Foto em destaque: Camila Leite
Há tempos o digital me inquieta. Há tempos me ocupo de pensá-lo. Comecei analisando-o na prática da fotografia de família. O que ele poderia trazer de novo, o que ele encerrava e o que ele continuaria da prática da fotografia analógica.
Nesse período, analisei a prática do álbum de família e entre muitas das minhas percepções, compreendi que com o advento do digital na fotografia, os álbuns continuam sendo um importante instrumento da narrativa familiar.
Mas, mesmo com a continuidade do álbum, a prática da fotografia familiar foi se alterando ao longo do tempo. No início do período analógico, a fotografar na família era um evento que exigia a vinda de um fotógrafo ao ambiente familiar, marcado por um certo requinte de vestimentas e poses, a seguir com a popularização dos rolos de filme da Kodak, a câmera saiu da mão do profissional para a figura paterna da família, e finalmente, com o digital a câmera sai da mão do pai para as mãos dos filhos.
Percebei que o álbum de família continua sendo feito pela figura materna, talvez hoje ainda mais do que antes. Mas que atualmente eles são apresentados em plataformas de comunidades virtuais como o Facebook. Assim, as imagens não envelhecem, não ganham dobras ou mudam de cor. Permanecem inalteradas pelo tempo até que simplesmente se percam. Os álbuns digitais também propiciam uma participação mais ativa para seus expectadores, os quais deixam suas impressões e assim influenciam a percepção uns dos outros.
Observando a imagem digital por outros ângulos, percebi que na verdade ela deu visibilidade a inúmeras práticas que existiam há muito tempo, mas que estavam reservadas a produções de artistas e ao discurso modernista e purista que gostava de separações claras entre o texto, a imagem, a pintura, a fotografia, o cinema e o vídeo. Com o digital, essas linguagens não apenas sofrem uma série de combinações e sobreposições, mas vêm à tona no centro das produções contemporâneas.
Há tempos o digital me inquieta e me encanta. Me encantam algumas de suas produções e práticas. A possibilidade de se ter uma experiência com o mundo amorosamente por uma lente fotográfica. Cria experiências estéticas a partir do comum, do banal, daquilo que muitos olham mas não vêem. Da oportunidade de misturar várias linguagens e estilos em um mesmo produto.
Para encerrar esse devaneio apaixonado, deixo com vocês o link de acesso a um trabalho que transborda afeto, intimidade e que representa as mudanças sociais que hoje vivemos em nossas famílias e nas formas de produzir as nossas imagens.

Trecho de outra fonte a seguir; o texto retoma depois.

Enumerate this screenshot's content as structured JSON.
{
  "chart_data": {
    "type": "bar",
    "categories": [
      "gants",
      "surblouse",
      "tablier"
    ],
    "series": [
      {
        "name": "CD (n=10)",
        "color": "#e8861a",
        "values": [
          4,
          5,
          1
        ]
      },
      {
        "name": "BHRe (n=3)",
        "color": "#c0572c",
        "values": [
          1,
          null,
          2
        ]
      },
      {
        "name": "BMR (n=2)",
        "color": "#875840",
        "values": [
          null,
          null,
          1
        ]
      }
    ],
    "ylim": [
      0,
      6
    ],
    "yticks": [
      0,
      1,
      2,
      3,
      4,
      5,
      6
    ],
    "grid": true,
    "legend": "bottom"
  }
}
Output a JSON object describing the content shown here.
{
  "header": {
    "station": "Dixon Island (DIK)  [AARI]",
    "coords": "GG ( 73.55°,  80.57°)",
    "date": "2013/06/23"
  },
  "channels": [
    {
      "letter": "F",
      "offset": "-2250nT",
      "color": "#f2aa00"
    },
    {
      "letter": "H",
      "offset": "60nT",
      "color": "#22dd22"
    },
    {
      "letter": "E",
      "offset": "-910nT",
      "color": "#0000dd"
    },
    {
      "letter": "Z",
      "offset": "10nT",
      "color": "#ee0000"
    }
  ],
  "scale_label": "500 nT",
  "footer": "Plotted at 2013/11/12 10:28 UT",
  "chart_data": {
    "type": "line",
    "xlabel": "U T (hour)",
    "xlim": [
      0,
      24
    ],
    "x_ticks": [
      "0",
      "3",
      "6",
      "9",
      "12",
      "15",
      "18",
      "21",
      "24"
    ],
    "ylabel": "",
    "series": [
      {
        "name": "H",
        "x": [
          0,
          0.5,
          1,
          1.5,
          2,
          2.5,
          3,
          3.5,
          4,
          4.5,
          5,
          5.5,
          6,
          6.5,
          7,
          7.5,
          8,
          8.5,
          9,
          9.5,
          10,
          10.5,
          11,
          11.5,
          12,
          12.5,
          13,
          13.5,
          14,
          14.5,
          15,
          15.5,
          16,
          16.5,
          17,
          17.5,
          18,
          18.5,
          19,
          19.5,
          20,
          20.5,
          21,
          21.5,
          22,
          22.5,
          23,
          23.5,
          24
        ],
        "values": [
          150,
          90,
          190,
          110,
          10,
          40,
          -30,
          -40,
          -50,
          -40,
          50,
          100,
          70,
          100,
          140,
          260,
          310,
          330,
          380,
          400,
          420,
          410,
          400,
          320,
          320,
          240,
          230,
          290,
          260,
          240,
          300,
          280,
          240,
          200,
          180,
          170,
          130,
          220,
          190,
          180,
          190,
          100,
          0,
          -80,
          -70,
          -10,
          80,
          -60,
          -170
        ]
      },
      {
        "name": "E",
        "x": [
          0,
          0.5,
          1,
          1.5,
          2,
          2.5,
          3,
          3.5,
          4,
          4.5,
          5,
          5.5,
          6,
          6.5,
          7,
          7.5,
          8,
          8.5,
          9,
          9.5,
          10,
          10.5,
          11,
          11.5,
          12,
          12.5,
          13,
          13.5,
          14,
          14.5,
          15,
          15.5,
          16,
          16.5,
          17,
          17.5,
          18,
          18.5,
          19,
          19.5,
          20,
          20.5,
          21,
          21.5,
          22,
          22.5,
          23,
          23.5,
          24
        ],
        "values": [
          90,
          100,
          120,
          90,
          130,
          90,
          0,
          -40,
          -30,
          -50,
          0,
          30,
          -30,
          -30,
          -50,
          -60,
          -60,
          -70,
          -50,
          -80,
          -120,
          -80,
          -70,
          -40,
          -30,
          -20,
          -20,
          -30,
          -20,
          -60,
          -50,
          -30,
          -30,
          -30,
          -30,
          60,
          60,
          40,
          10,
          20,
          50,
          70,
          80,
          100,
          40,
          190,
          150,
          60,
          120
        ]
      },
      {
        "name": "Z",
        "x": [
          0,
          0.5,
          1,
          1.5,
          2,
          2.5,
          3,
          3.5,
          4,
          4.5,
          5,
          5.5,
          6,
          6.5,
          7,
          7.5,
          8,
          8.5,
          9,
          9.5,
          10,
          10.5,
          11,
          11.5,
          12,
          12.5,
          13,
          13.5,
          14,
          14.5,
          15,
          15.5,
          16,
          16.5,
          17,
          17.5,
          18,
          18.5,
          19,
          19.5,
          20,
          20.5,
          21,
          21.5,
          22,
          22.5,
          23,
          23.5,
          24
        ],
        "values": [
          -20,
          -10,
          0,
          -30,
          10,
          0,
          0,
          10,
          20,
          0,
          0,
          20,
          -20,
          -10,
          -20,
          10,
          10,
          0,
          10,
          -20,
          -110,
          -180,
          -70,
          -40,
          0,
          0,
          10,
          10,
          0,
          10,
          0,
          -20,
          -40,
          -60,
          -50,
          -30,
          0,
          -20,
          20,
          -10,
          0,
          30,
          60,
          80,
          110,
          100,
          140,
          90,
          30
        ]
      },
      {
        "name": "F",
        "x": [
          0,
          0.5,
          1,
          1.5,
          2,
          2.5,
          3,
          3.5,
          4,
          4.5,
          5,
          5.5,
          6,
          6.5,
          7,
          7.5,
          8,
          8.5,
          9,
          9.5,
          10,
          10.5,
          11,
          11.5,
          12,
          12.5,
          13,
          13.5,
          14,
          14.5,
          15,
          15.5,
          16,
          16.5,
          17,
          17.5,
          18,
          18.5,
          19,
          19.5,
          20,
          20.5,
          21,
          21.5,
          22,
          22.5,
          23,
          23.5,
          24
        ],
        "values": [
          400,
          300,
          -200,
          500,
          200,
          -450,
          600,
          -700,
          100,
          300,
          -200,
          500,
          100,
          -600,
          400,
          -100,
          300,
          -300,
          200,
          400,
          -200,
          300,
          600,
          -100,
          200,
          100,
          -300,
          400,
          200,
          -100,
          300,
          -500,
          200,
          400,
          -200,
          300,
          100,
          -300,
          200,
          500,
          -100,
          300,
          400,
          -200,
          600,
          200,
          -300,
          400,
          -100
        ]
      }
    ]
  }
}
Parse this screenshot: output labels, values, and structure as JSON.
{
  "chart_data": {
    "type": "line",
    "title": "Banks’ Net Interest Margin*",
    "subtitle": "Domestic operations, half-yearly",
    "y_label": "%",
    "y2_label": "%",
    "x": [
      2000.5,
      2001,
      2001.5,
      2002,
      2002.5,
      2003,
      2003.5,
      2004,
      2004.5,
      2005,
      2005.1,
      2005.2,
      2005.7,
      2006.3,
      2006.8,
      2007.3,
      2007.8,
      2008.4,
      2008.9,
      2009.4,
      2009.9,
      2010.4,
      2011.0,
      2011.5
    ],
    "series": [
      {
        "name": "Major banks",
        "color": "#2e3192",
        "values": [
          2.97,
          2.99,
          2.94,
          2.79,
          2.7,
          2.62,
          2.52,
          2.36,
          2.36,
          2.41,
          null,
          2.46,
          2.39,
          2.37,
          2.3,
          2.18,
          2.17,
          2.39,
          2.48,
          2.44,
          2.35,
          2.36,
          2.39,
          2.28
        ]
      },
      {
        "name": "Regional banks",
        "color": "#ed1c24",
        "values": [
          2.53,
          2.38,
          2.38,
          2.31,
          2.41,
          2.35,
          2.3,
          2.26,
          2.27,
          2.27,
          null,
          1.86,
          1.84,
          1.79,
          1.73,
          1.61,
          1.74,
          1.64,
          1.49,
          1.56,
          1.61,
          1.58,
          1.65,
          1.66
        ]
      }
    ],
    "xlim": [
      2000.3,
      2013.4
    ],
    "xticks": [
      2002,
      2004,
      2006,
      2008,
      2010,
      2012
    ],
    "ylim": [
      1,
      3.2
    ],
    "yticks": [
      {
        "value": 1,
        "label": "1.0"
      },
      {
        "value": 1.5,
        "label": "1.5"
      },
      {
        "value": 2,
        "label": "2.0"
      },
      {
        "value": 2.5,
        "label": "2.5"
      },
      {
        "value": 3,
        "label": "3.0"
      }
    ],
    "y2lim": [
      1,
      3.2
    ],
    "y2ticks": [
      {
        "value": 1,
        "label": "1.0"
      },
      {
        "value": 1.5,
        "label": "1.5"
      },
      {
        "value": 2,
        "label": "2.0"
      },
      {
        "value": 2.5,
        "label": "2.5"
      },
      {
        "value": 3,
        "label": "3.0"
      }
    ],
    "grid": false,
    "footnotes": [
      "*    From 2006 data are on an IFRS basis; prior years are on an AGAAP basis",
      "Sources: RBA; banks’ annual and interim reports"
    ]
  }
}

Trata-se de um vídeo chamado Caixa de Sapato, produzido por um coletivo fotográfico “Cia de Fotos”. A Caixa de Sapato, assim como as antigas caixas de sapatos de fotografias, guardam imagens que supostamente não seguem a sequencia de uma narrativa, mas são um amontoado de fotografias da família, dos amigos, dos momentos mais íntimos e pessoais que guardamos. Um produto que desafia as nossas definições da imagem fixa e da imagem em movimento, daquilo que é público e privado, do que é um ingênuo realismo e do que é criação e ficção de um real.